Major enhancements have been made for the advancement of next-generation applications, network resilience and support of converged services for residential customers thanks to Broadband Forum’s latest 5G work that is integrating wireless and wireline networks.
Broadband Forum’s Phase 18.1 specifications, building on 3GPP’s Release 18, promise to extend the set of common value-adding capabilities, enabling operators to deliver customized quality of service and more freedom to smoothly migrate to using a single converged 5G Core with a multi-vendor broadband network.
The latest work drives greater value and better quality of experience to the customer and allows operators to consolidate their IT systems for more efficient operations and lowers their total cost of ownership.
“By defining these functional improvements and capabilities for multi-vendor 5G broadband networks, BBF’s work addresses the needs of both fixed and mobile operators.” said Manuel Paul, Deutsche Telekom and Broadband Forum Wireless-Wireline Convergence (WWC) Work Area co-director. “They can combine offerings and provide a uniform experience to subscribers irrespective of the access in use, supported by a common control plane and streamlined back office.”

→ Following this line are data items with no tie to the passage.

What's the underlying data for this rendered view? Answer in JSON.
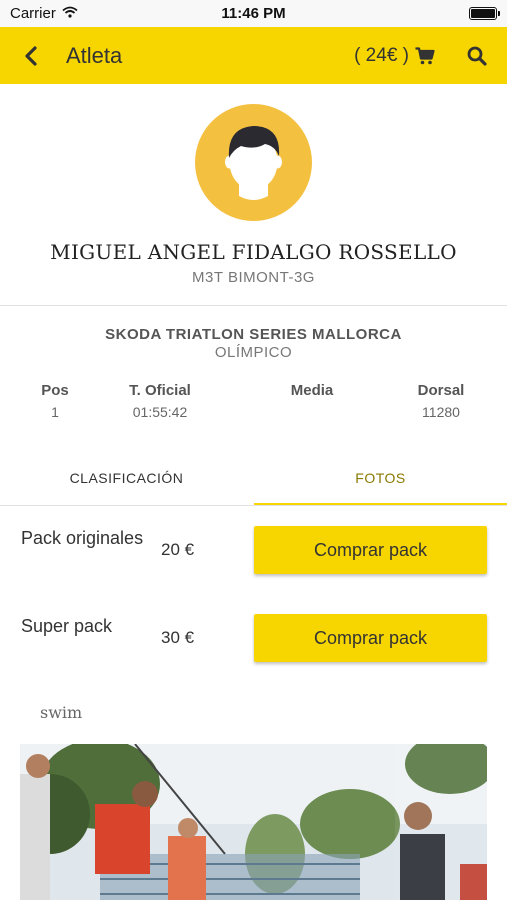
{
  "status_bar": {
    "carrier": "Carrier",
    "time": "11:46 PM"
  },
  "nav": {
    "title": "Atleta",
    "cart_label": "( 24€ )"
  },
  "athlete": {
    "name": "MIGUEL ANGEL FIDALGO ROSSELLO",
    "club": "M3T BIMONT-3G"
  },
  "event": {
    "name": "SKODA TRIATLON SERIES MALLORCA",
    "distance": "OLÍMPICO"
  },
  "stats": [
    {
      "header": "Pos",
      "value": "1"
    },
    {
      "header": "T. Oficial",
      "value": "01:55:42"
    },
    {
      "header": "Media",
      "value": ""
    },
    {
      "header": "Dorsal",
      "value": "11280"
    }
  ],
  "tabs": [
    {
      "label": "CLASIFICACIÓN",
      "active": false
    },
    {
      "label": "FOTOS",
      "active": true
    }
  ],
  "packs": [
    {
      "name": "Pack originales",
      "price": "20 €",
      "button": "Comprar pack"
    },
    {
      "name": "Super pack",
      "price": "30 €",
      "button": "Comprar pack"
    }
  ],
  "gallery": {
    "section_label": "swim"
  },
  "colors": {
    "accent": "#f7d600",
    "avatar_bg": "#f4c040",
    "active_tab_text": "#8a7a00"
  },
  "icons": {
    "back": "chevron-left-icon",
    "cart": "cart-icon",
    "search": "search-icon",
    "wifi": "wifi-icon",
    "battery": "battery-icon"
  }
}
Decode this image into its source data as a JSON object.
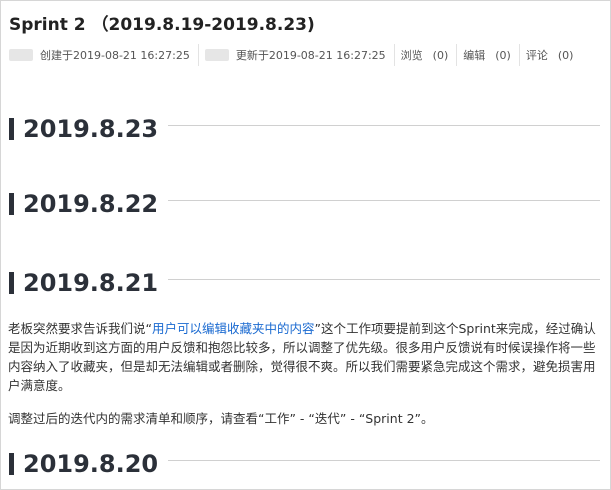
{
  "header": {
    "title": "Sprint 2 （2019.8.19-2019.8.23)",
    "created": "创建于2019-08-21 16:27:25",
    "updated": "更新于2019-08-21 16:27:25",
    "stats": [
      {
        "label": "浏览",
        "count": "(0)"
      },
      {
        "label": "编辑",
        "count": "(0)"
      },
      {
        "label": "评论",
        "count": "(0)"
      }
    ]
  },
  "sections": [
    {
      "heading": "2019.8.23"
    },
    {
      "heading": "2019.8.22"
    },
    {
      "heading": "2019.8.21"
    },
    {
      "heading": "2019.8.20"
    }
  ],
  "content": {
    "para1_before": "老板突然要求告诉我们说“",
    "para1_link": "用户可以编辑收藏夹中的内容",
    "para1_after": "”这个工作项要提前到这个Sprint来完成，经过确认是因为近期收到这方面的用户反馈和抱怨比较多，所以调整了优先级。很多用户反馈说有时候误操作将一些内容纳入了收藏夹，但是却无法编辑或者删除，觉得很不爽。所以我们需要紧急完成这个需求，避免损害用户满意度。",
    "para2": "调整过后的迭代内的需求清单和顺序，请查看“工作” - “迭代” - “Sprint 2”。"
  },
  "colors": {
    "link": "#1a6ad1",
    "heading_bar": "#2b3039"
  }
}
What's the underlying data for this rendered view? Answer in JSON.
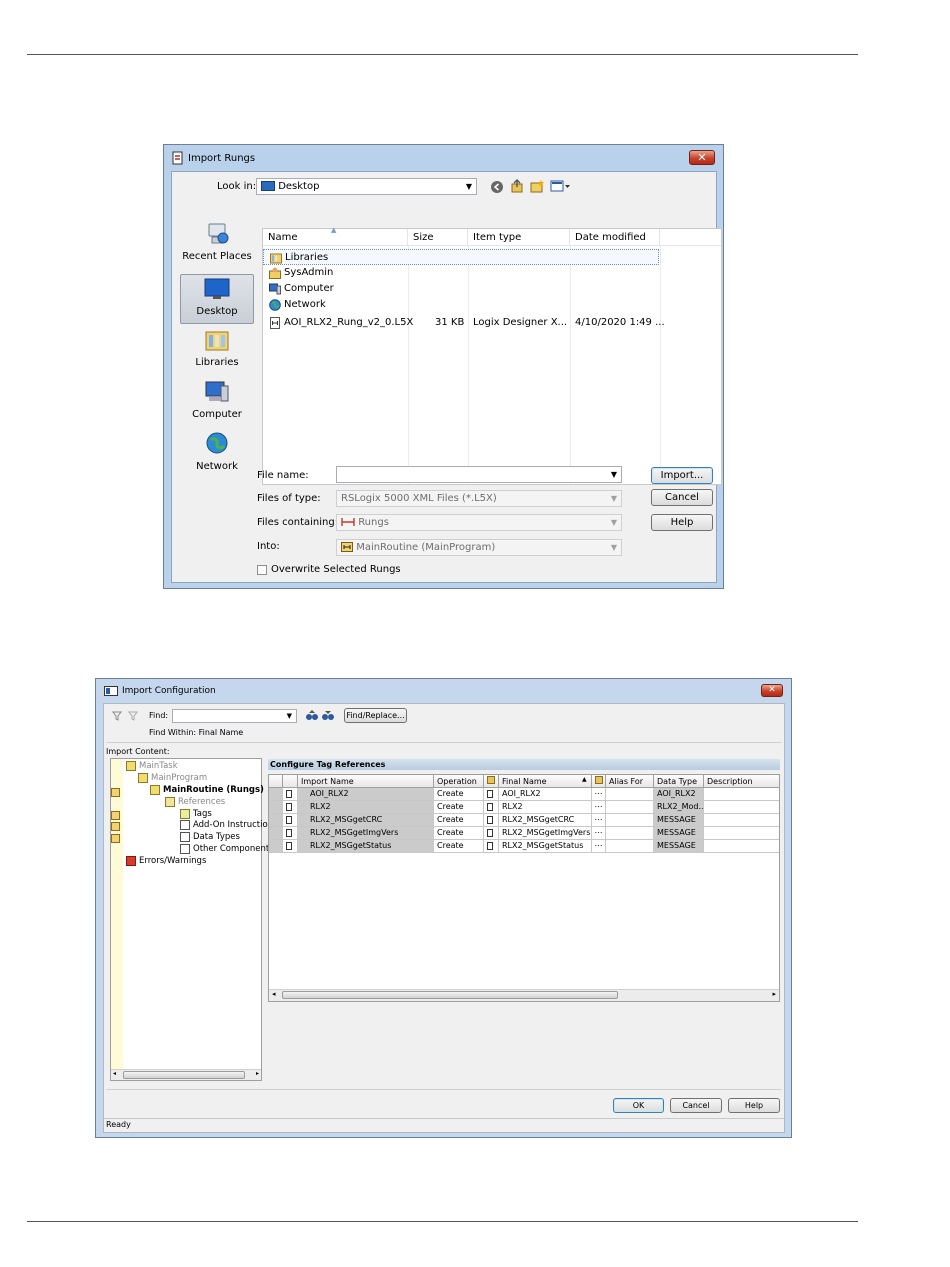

Paul continued, “As standards mature, the industry has the foundations available for mass deployments in the residential and enterprise markets to start.”
The Broadband Forum’s WWC Work Area is developing five new specifications as part of its Phase 18.1 umbrella of 5G work. Key use cases include business services support, hybrid access, network data analytics and support for devices behind a 5G Residential Gateway (5G-RG). Different subscriber groups such as home workers or gamers can also be prioritized with greater bandwidth on-demand thanks to network slicing, part of the key enhancements from this latest phase of work.
Documents including WT-456 Issue 3 (Access Gateway Function Functional Requirements), WT-458 Issue 2 (CUPS for 5G WWC) and WT-470 Issue 3 (5G WWC Architecture), as well as related extensions of CPE device requirements and device data models, are set to expand the deployment options for operators.
“Our Phase 18.1 work is driven by industry demand and the priorities of operators, as we focus on providing them with increased flexibility, revenue potential, and deployment options,” said Christele Bouchat, Nokia and Broadband Forum WWC Work Area co-director. “By working in close alignment with 3GPP, we are ensuring synergy for the broadband industry. By leveraging convergence, operators can cost-effectively deliver broadband in the home and office.”
The previous phase of work, included control-user plane separation (CUPS) for multi-vendor support (TR-458) and specified the combined AGF-5G-user plane (Broadband-UPF), allowing operators to flexibly and efficiently use the broadband user plane with the 5G control plane cost-effectively. Broadband Forum’s technical reports TR-493 and TR-494 have been published, converging residential voice support onto today’s 5G networks.